На углу Семьдесят шестой стрит Малик схватил ее в объятия и, дождавшись зеленого света, перетащил на ту сторону, где стоял его мини-вэн. Несколько прохожих посмотрели на них и тут же отвернулись. Он прислонил ее к фургону и, придерживая одной рукой, другой открыл заднюю дверь. Поднял ее на руки, положил на застланный паласом пол, проверил пульс, убедился, что глаза ее закрыты и что дышит она спокойно и ровно, — действие введенного ей состава должно было длиться по меньшей мере два часа, — затем прикрыл ее пуховым одеялом и быстро закрыл и запер заднюю дверь.

Самодовольно улыбаясь, Малик сел за руль. Он взглянул на часы. Пятнадцать пятнадцать. Юрий, должно быть, уже закончил работу. Надо завернуть на склад, забрать деньги и тут же вернуться в Вирджинию. Он завел двигатель, мягко тронулся и поехал по Коламбас-авеню, что-то напевая себе под нос и отбивая такт пальцами по рулю. В голову ему пришла неожиданная мысль, и чем больше он ее обдумывал, тем сильнее она ему нравилась. Увидев телефонную будку, подрулил к тротуару. С тихим смешком снял трубку и набрал номер своего куратора в ЦОПП.

Глава 34

Тони Гримальди свернул с Брайтуотер-Корт на Четвертую брайтонскую стрит и остановил свой полицейский автомобиль напротив двенадцатиэтажного жилого дома, смотрящего на океан. Он узнал от осведомителя, что всего несколько минут назад в этот дом вошел Саша Лысенко, чтобы повидать одну из своих подружек, исполнительницу экзотических танцев в местном клубе. Осведомитель не знал ни имени женщины, ни номера ее квартиры, поэтому Гримальди, склонившись над рулем, закурил сигарету и стал внимательно наблюдать за подъездом, когда пищал пейджер. Посмотрев на дисплей, он увидел номер, который дала ему Хаузер, и вынул из «бардачка» портативный телефон.

— Ну, как дела? — спросила Хаузер.
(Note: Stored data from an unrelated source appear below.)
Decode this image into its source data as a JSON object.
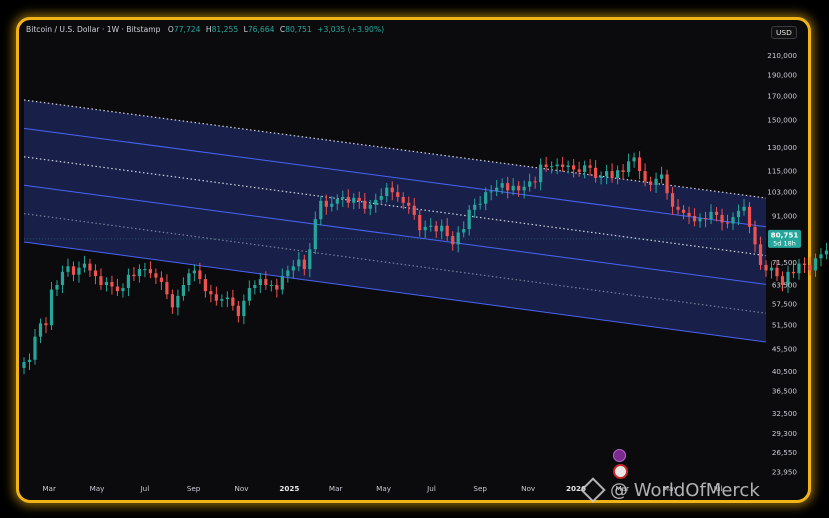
{
  "header": {
    "symbol": "Bitcoin / U.S. Dollar · 1W · Bitstamp",
    "o_label": "O",
    "o_value": "77,724",
    "h_label": "H",
    "h_value": "81,255",
    "l_label": "L",
    "l_value": "76,664",
    "c_label": "C",
    "c_value": "80,751",
    "change": "+3,035 (+3.90%)"
  },
  "currency": "USD",
  "price_tag": {
    "price": "80,751",
    "countdown": "5d 18h"
  },
  "watermark": "@ WorldOfMerck",
  "colors": {
    "up": "#26a69a",
    "down": "#ef5350",
    "channel": "#3d5afe",
    "frame": "#f2b316",
    "background": "#0b0b0e"
  },
  "chart_data": {
    "type": "candlestick",
    "y_scale": "log",
    "ylim": [
      22500,
      240000
    ],
    "y_ticks": [
      "210,000",
      "190,000",
      "170,000",
      "150,000",
      "130,000",
      "115,000",
      "103,000",
      "91,000",
      "81,000",
      "71,500",
      "63,500",
      "57,500",
      "51,500",
      "45,500",
      "40,500",
      "36,500",
      "32,500",
      "29,300",
      "26,550",
      "23,950"
    ],
    "y_tick_values": [
      210000,
      190000,
      170000,
      150000,
      130000,
      115000,
      103000,
      91000,
      81000,
      71500,
      63500,
      57500,
      51500,
      45500,
      40500,
      36500,
      32500,
      29300,
      26550,
      23950
    ],
    "x_range": [
      "2024-01-29",
      "2026-08-31"
    ],
    "x_ticks": [
      {
        "label": "Mar",
        "date": "2024-03-01"
      },
      {
        "label": "May",
        "date": "2024-05-01"
      },
      {
        "label": "Jul",
        "date": "2024-07-01"
      },
      {
        "label": "Sep",
        "date": "2024-09-01"
      },
      {
        "label": "Nov",
        "date": "2024-11-01"
      },
      {
        "label": "2025",
        "date": "2025-01-01"
      },
      {
        "label": "Mar",
        "date": "2025-03-01"
      },
      {
        "label": "May",
        "date": "2025-05-01"
      },
      {
        "label": "Jul",
        "date": "2025-07-01"
      },
      {
        "label": "Sep",
        "date": "2025-09-01"
      },
      {
        "label": "Nov",
        "date": "2025-11-01"
      },
      {
        "label": "2026",
        "date": "2026-01-01"
      },
      {
        "label": "Mar",
        "date": "2026-03-01"
      },
      {
        "label": "May",
        "date": "2026-05-01"
      },
      {
        "label": "Jul",
        "date": "2026-07-01"
      }
    ],
    "first_week": "2024-01-29",
    "closes": [
      42500,
      43000,
      48500,
      52000,
      51500,
      62000,
      63500,
      68000,
      70000,
      67000,
      69500,
      71000,
      68500,
      66500,
      63500,
      64500,
      63000,
      61500,
      62500,
      67000,
      66500,
      69000,
      69000,
      67500,
      66000,
      64500,
      60500,
      56500,
      60000,
      63500,
      67500,
      68500,
      65500,
      61500,
      60500,
      58500,
      59000,
      59500,
      57000,
      54000,
      58500,
      62500,
      63500,
      65500,
      63500,
      63500,
      62000,
      66500,
      68500,
      70000,
      72500,
      69000,
      76500,
      89500,
      98500,
      95500,
      97000,
      99500,
      100500,
      97500,
      100000,
      98500,
      94500,
      96500,
      99000,
      101000,
      105500,
      103000,
      100500,
      97500,
      96000,
      91500,
      84500,
      86000,
      86500,
      84000,
      86500,
      82000,
      78500,
      83500,
      85000,
      94000,
      96500,
      97000,
      103000,
      103500,
      105500,
      108000,
      104000,
      106500,
      104000,
      106000,
      109000,
      108500,
      119000,
      117500,
      118000,
      119000,
      117500,
      118500,
      116000,
      114500,
      118500,
      117000,
      111000,
      112000,
      115000,
      111000,
      115500,
      114500,
      121000,
      123500,
      115000,
      109000,
      107000,
      110500,
      113000,
      102500,
      95500,
      94000,
      92500,
      91000,
      88500,
      90000,
      89500,
      93000,
      91500,
      88000,
      87500,
      90500,
      93500,
      95500,
      86000,
      78500,
      70500,
      68500,
      69500,
      66500,
      63500,
      68000,
      67500,
      71000,
      70500,
      68500,
      73000,
      74500,
      76000,
      77500,
      78500,
      81000,
      80500,
      76000,
      71500,
      68500,
      64000,
      64500,
      62000,
      62500,
      64000,
      63000,
      64000,
      64500,
      64000,
      63500,
      63000,
      77700,
      80751
    ]
  }
}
Она сидела на краю кровати, наблюдая, как Калли надевает рубашку на вытертое насухо тело.

— Ты как раз вовремя, — сказал Гримальди. — Я собирался тебе позвонить. Я жду парня, который, возможно, нам поможет. Поэтому приезжайте сюда. — Он назвал адрес и повесил трубку.

Хаузер передала его слова Калли, сбросила с себя махровую простыню и принялась быстро одеваться.

— Мы можем быть там самое меньшее через тридцать минут, — сказала она, натягивая джинсы.

— А я свяжусь с Грегусом, — сказал Калли и снял трубку с телефона, стоявшего возле кровати.

— Где тебя черти носили? — необычно строгим голосом спросил Грегус.

Колеблясь, с глубоким вздохом, Грегус сказал:

— У меня для тебя плохие новости. — И, помолчав, добавил: — Малик захватил Дженни.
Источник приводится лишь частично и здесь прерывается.